Another bill is intended to reduce health program costs for business owners. "The Expansion of Portability and Health Insurance Coverage Act," introduced last year by Sen. Tim Hutchinson, (R-Ark.), encourages small businesses to purchase their health care through privately run, legitimate, association health plans (AHPs) to which they would have access through trade groups or other business associations.
The intent of Hutchinson's bill is to allow small-business owners to get insurance plans at a rate comparable to that of larger companies. Small-business owners often pay approximately 30% more than larger companies for similar benefits because of higher administrative costs, and costl y state mandates can add another 30% to premiums, according to Jack Faris, NFIB's president.
NFIB's Danner told a Senate panel studying the bill last year, "If small-business owners were able to purchase health insurance like large employers do, premiums would go down and coverage would go up-key ingredients to any health care reform.
"Under current law, big business has many advantages over small business when buying health insurance, such as purchasing power, no state mandates or rules and no premium taxes," he adds. We cannot truly have health care reform without AHPs. This will enable small-business owners to purchase high quality health care for their employees without spending significant amounts of federal and state dollars on government programs to achieve the same goal."
One small-business owner who testified at the same hearing has had to live through a health care nightmare that any electrical distributor can relate to.
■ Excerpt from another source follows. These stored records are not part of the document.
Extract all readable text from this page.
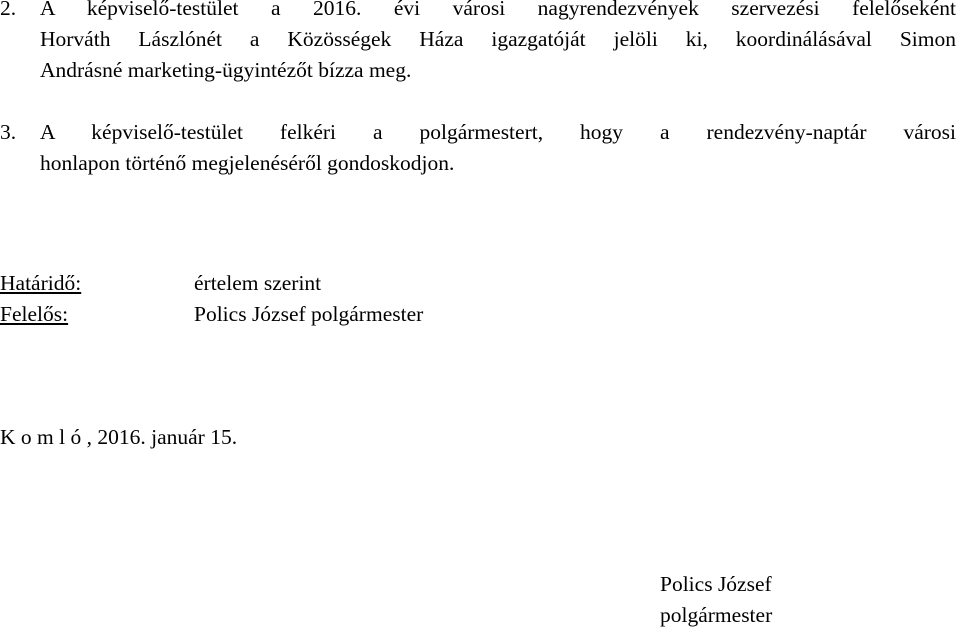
2. A képviselő-testület a 2016. évi városi nagyrendezvények szervezési felelőseként
Horváth Lászlónét a Közösségek Háza igazgatóját jelöli ki, koordinálásával Simon
Andrásné marketing-ügyintézőt bízza meg.
3. A képviselő-testület felkéri a polgármestert, hogy a rendezvény-naptár városi
honlapon történő megjelenéséről gondoskodjon.
Határidő:	értelem szerint
Felelős:	Polics József polgármester
K o m l ó , 2016. január 15.
Polics József
polgármester
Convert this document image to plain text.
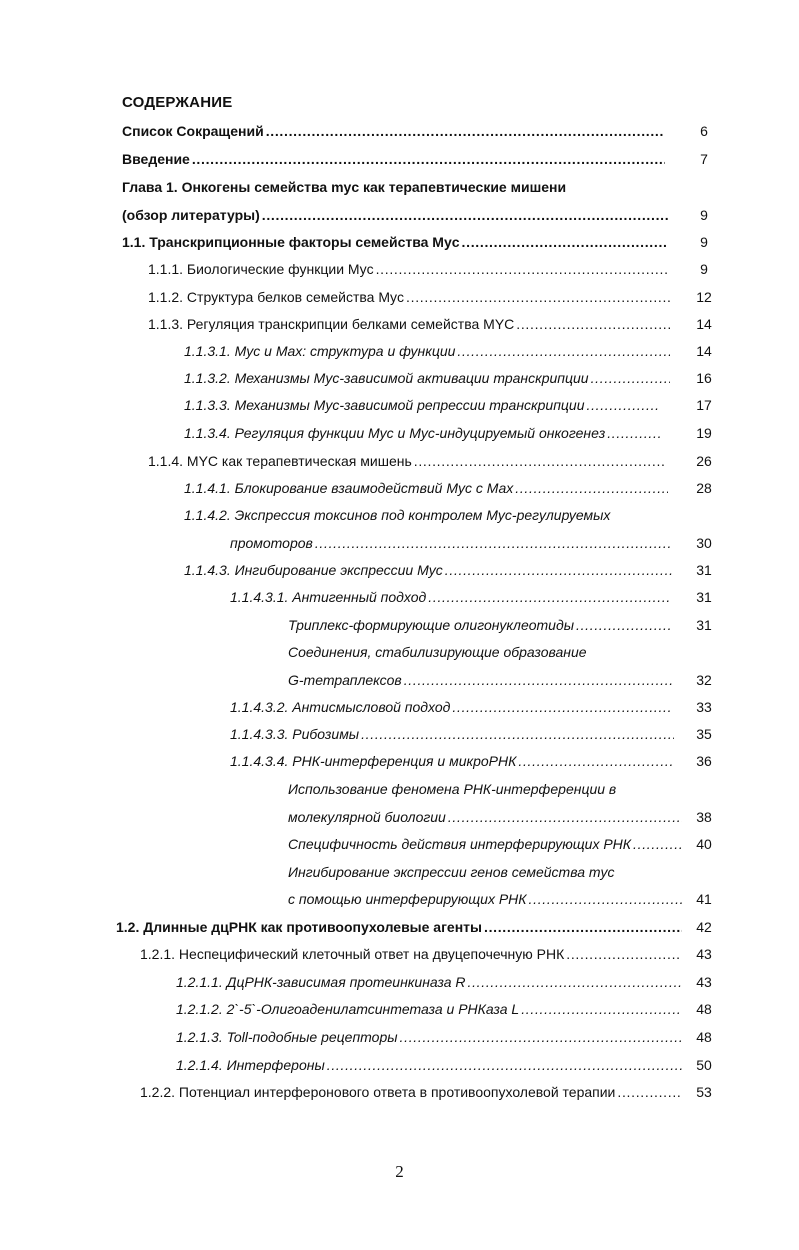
СОДЕРЖАНИЕ
Список Сокращений . . .	6
Введение . . .	7
Глава 1. Онкогены семейства myc как терапевтические мишени
(обзор литературы) . . .	9
1.1. Транскрипционные факторы семейства Myc . . .	9
1.1.1. Биологические функции Myc . . .	9
1.1.2. Структура белков семейства Myc . . .	12
1.1.3. Регуляция транскрипции белками семейства MYC . . .	14
1.1.3.1. Myc и Max: структура и функции . . .	14
1.1.3.2. Механизмы Myc-зависимой активации транскрипции . . .	16
1.1.3.3. Механизмы Myc-зависимой репрессии транскрипции . . .	17
1.1.3.4. Регуляция функции Myc и Myc-индуцируемый онкогенез . . .	19
1.1.4. MYC как терапевтическая мишень . . .	26
1.1.4.1. Блокирование взаимодействий Myc с Max . . .	28
1.1.4.2. Экспрессия токсинов под контролем Myc-регулируемых
промоторов . . .	30
1.1.4.3. Ингибирование экспрессии Myc . . .	31
1.1.4.3.1. Антигенный подход . . .	31
Триплекс-формирующие олигонуклеотиды . . .	31
Соединения, стабилизирующие образование
G-тетраплексов . . .	32
1.1.4.3.2. Антисмысловой подход . . .	33
1.1.4.3.3. Рибозимы . . .	35
1.1.4.3.4. РНК-интерференция и микроРНК . . .	36
Использование феномена РНК-интерференции в
молекулярной биологии . . .	38
Специфичность действия интерферирующих РНК . . .	40
Ингибирование экспрессии генов семейства myc
с помощью интерферирующих РНК . . .	41
1.2. Длинные дцРНК как противоопухолевые агенты . . .	42
1.2.1. Неспецифический клеточный ответ на двуцепочечную РНК . . .	43
1.2.1.1. ДцРНК-зависимая протеинкиназа R . . .	43
1.2.1.2. 2`-5`-Олигоаденилатсинтетаза и РНКаза L . . .	48
1.2.1.3. Toll-подобные рецепторы . . .	48
1.2.1.4. Интерфероны . . .	50
1.2.2. Потенциал интерферонового ответа в противоопухолевой терапии . . .	53
2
Dale Gillilland, owner of the American Foam Center in Arlington, Va., told the committee that he recently lost an employee because he cannot afford to offer health insurance.
"I used to provide health insurance for my employees," Gillilland said. "I stopped because I got priced out of the market after an employee had a lot of claims. I want to offer health insurance to my employees because it's the right thing to do, but I cannot afford it. If Sen. Hutchinson's bill becomes law, it would mean lower premiums for me and my employees and better coverage."
Expect to hear a lot more about health-care legislation from inside the Washington beltway in the coming months. Danner testified that the cost of health insurance remains the top concern of small-business owners, and that only 26% of employers with fewer than 10 employees can afford to even offer health insurance to employees. "Small business needs Congress to act quickly on this legislation," he says. "Passage of this bill is the single highest health-care priority for NFIB in the 105th Congress."